让我们整合所有内容: 使用 GPipe 的完整训练循环。

In [None]:
def compute_loss(outputs: List[np.ndarray], labels: List[np.ndarray]) -> float:
    """Compute average loss across micro-batches (MSE for simplicity)."""
    total_loss = 0.0
    for output, label in zip(outputs, labels):
        total_loss += np.mean((output - label) ** 2)
    return total_loss / len(outputs)


def train_gpipe_epoch(pipeline: GPipePipelineWithRemat,
                     X_train: np.ndarray,
                     y_train: np.ndarray,
                     batch_size: int,
                     num_microbatches: int,
                     learning_rate: float) -> List[float]:
    """Train one epoch with GPipe.
    
    Returns:
        List of losses for each mini-batch
    """
    num_samples = X_train.shape[0]
    num_batches = num_samples // batch_size
    
    losses = []
    
    for batch_idx in range(num_batches):
        # Get mini-batch
        start = batch_idx * batch_size
        end = start + batch_size
        X_batch = X_train[start:end]
        y_batch = y_train[start:end]
        
        # Split into micro-batches
        microbatches = split_into_microbatches(X_batch, y_batch, num_microbatches)
        
        # Forward pass
        outputs, boundary_inputs = pipeline.forward_pipeline_remat(microbatches)
        
        # Compute loss
        labels = [mb[1] for mb in microbatches]
        loss = compute_loss(outputs, labels)
        losses.append(loss)
        
        # Backward pass
        all_gradients = pipeline.backward_pipeline_remat(outputs, labels, boundary_inputs)
        
        # Accumulate gradients
        accumulated_grads = accumulate_gradients(all_gradients)
        
        # Update parameters
        apply_gradients(pipeline.partitions, accumulated_grads, learning_rate)
    
    return losses


# Generate synthetic dataset
print("Creating synthetic dataset...\n")

num_train = 256
input_dim = 128
output_dim = 10

X_train = np.random.randn(num_train, input_dim)
y_train_labels = np.random.randint(0, output_dim, num_train)
y_train = np.eye(output_dim)[y_train_labels]

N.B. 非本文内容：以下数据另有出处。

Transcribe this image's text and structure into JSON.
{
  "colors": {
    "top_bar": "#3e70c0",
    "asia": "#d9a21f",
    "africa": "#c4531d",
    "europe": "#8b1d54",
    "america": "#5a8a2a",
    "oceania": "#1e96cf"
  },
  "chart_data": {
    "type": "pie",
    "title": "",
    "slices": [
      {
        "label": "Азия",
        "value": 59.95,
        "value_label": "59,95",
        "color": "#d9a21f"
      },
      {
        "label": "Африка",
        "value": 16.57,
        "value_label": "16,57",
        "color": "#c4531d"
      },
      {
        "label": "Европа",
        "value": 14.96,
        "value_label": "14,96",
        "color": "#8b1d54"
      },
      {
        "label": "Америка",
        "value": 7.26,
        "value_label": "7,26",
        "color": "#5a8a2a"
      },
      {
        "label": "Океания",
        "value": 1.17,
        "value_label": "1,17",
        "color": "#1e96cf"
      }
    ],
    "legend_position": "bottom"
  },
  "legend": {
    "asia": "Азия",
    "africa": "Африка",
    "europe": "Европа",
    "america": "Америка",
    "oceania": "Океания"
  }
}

print(f"Dataset: {num_train} samples, input dim {input_dim}, output dim {output_dim}")

# Create fresh model and pipeline
print("\nInitializing GPipe model...")

layer_dims = [input_dim] + [256] * 10 + [output_dim]
activations = ['relu'] * 10 + ['linear']
model_layers = create_model(layer_dims, activations)

K = 4
partitions = partition_model(model_layers, K)
pipeline = GPipePipelineWithRemat(partitions)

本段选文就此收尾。